​Tramvia, i cantieri arrivano a Santa Maria Novella: panico? 

Sono ancora in corso approfondimenti su una soluzione che mantenga l’ingresso alla Stazione da via Nazionale


Il punto è strategico ed al contempo delicato, quasi tutte le linee del trasporto locale transitano per la Stazione centrale e le vie di ingresso ed uscita da piazza Stazione come via Nazionale o via Santa Caterina da Siena, via Valfonda o via della Scala sono sul libro nero degli addetti ai lavori.
Di poche ore fa l'ultimo grido di aiuto lanciato dagli autisti di Ataf attraverso Uiltrasporti, mentre nei giorni scorsi a suonare l'allarme sono state le rappresentanze sindacali che hanno manifestato mostrando le immagini dei quotidiani ingorghi dovuti al lento deflusso.

Si è tenuto oggi l’incontro sulla viabilità in zona Stazione a seguito dell’arrivo dei cantieri della Tramvia in via Valfonda, previsto nel mese di febbraio.
Mancano pochi giorni, ma l’incontro è stato aggiornato a mercoledì prossimo per effettuare altri approfondimenti.

Palazzo Vecchio rende noto che "Sono state esaminate le due soluzioni sul tavolo, la prima con ingresso in zona stazione da via Valfonda e uscita da via Nazionale, la seconda che con ingresso da via Nazionale e uscita da via Valfonda".

Cosa è stato deciso? Al termine dell’incontro è stato deciso di concentrare gli approfondimenti sulla seconda ipotesi che ripropone la viabilità attuale e quella a regime con la tramvia in funzione.

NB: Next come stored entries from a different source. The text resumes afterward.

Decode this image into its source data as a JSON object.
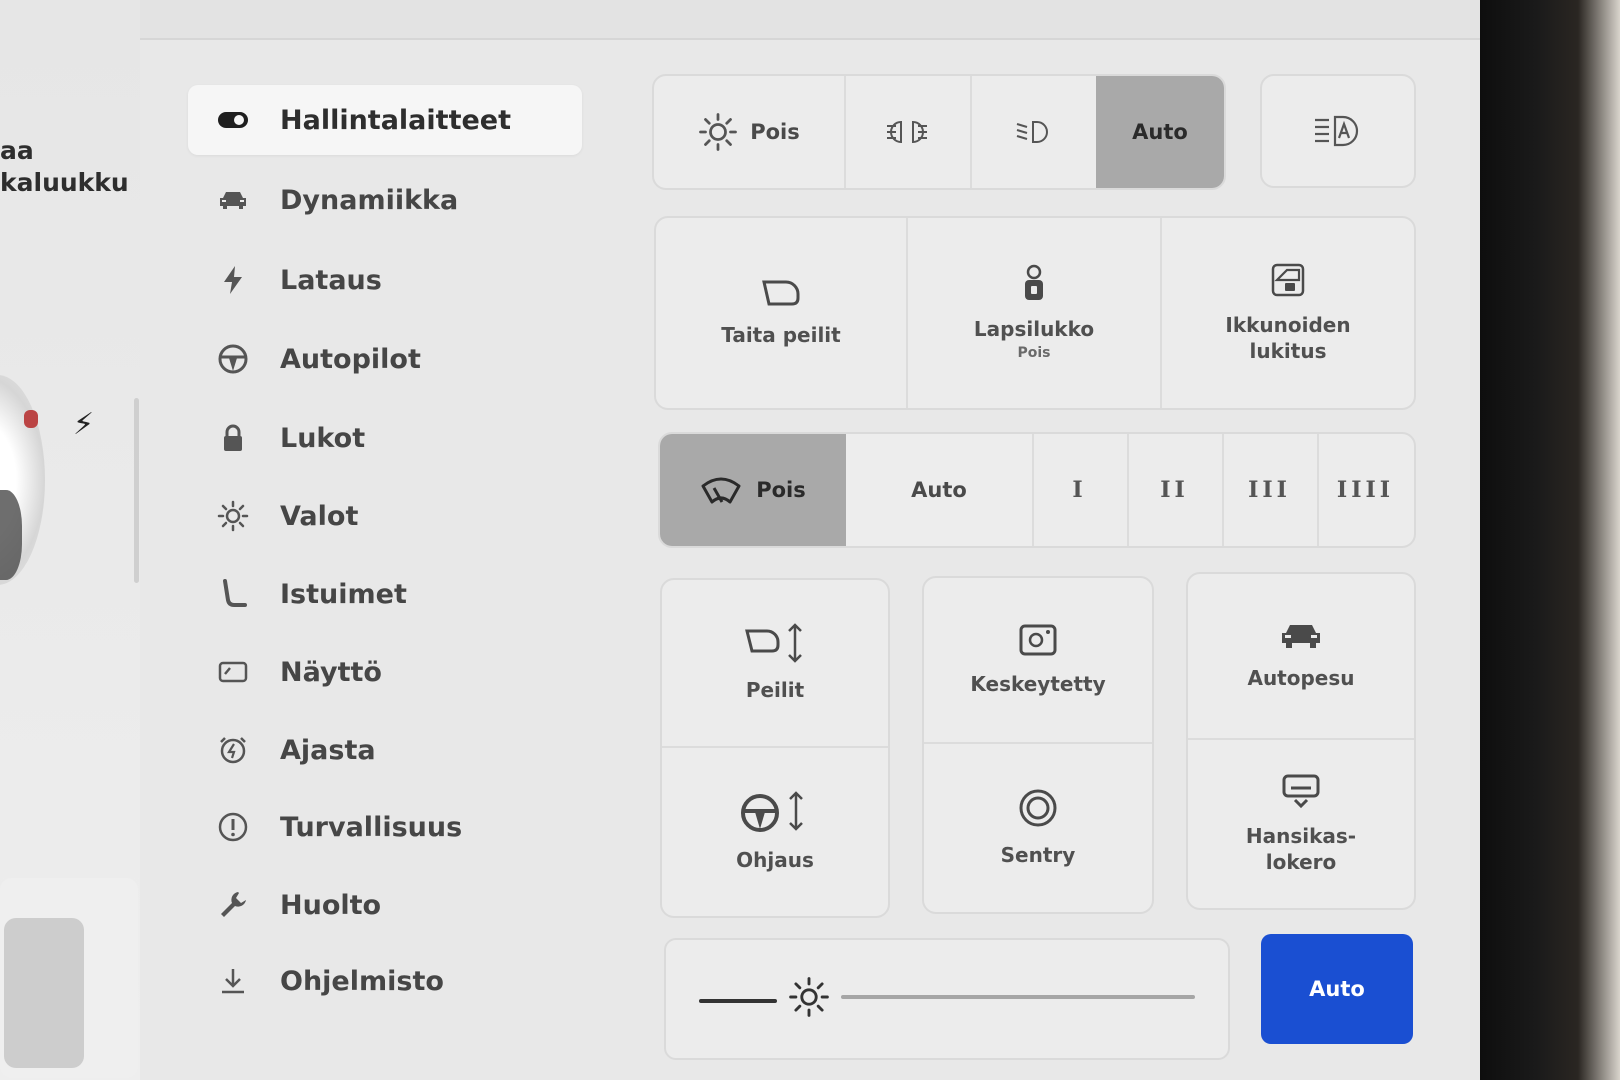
{
  "left_strip": {
    "text1": "aa",
    "text2": "kaluukku"
  },
  "sidebar": {
    "items": [
      {
        "label": "Hallintalaitteet",
        "icon": "toggle-icon",
        "active": true
      },
      {
        "label": "Dynamiikka",
        "icon": "car-icon"
      },
      {
        "label": "Lataus",
        "icon": "bolt-icon"
      },
      {
        "label": "Autopilot",
        "icon": "steering-wheel-icon"
      },
      {
        "label": "Lukot",
        "icon": "lock-icon"
      },
      {
        "label": "Valot",
        "icon": "sun-icon"
      },
      {
        "label": "Istuimet",
        "icon": "seat-icon"
      },
      {
        "label": "Näyttö",
        "icon": "display-icon"
      },
      {
        "label": "Ajasta",
        "icon": "alarm-clock-icon"
      },
      {
        "label": "Turvallisuus",
        "icon": "alert-circle-icon"
      },
      {
        "label": "Huolto",
        "icon": "wrench-icon"
      },
      {
        "label": "Ohjelmisto",
        "icon": "download-icon"
      }
    ]
  },
  "lights": {
    "off_label": "Pois",
    "auto_label": "Auto",
    "selected": "Auto",
    "auto_high_beam_icon": "auto-high-beam-icon"
  },
  "quick": {
    "fold_mirrors": "Taita peilit",
    "child_lock": "Lapsilukko",
    "child_lock_state": "Pois",
    "window_lock_line1": "Ikkunoiden",
    "window_lock_line2": "lukitus"
  },
  "wipers": {
    "off_label": "Pois",
    "auto_label": "Auto",
    "speed1": "I",
    "speed2": "II",
    "speed3": "III",
    "speed4": "IIII",
    "selected": "Pois"
  },
  "tiles": {
    "mirrors": "Peilit",
    "dashcam": "Keskeytetty",
    "carwash": "Autopesu",
    "steering": "Ohjaus",
    "sentry": "Sentry",
    "glovebox_line1": "Hansikas-",
    "glovebox_line2": "lokero"
  },
  "brightness": {
    "auto_label": "Auto",
    "level": 0.15
  },
  "colors": {
    "accent": "#1a4fd2",
    "selected_segment": "#a9a9a9"
  }
}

In questi giorni saranno effettuati alcune ulteriori analisi sul trasporto pubblico, in particolare sull’utilizzo di via Nazionale e sulle linee provenienti dal Romito.

Inoltre l'assessorato alla Mobilità spiega che "Sono in corso ulteriori verifiche sempre su via Nazionale finalizzate alla separazione del trasporto pubblico da quello privato: in questo senso sono allo studio viabilità alternative per chi è diretto verso la stazione e di provvedimenti per limitare l’afflusso di veicoli privati nella zona".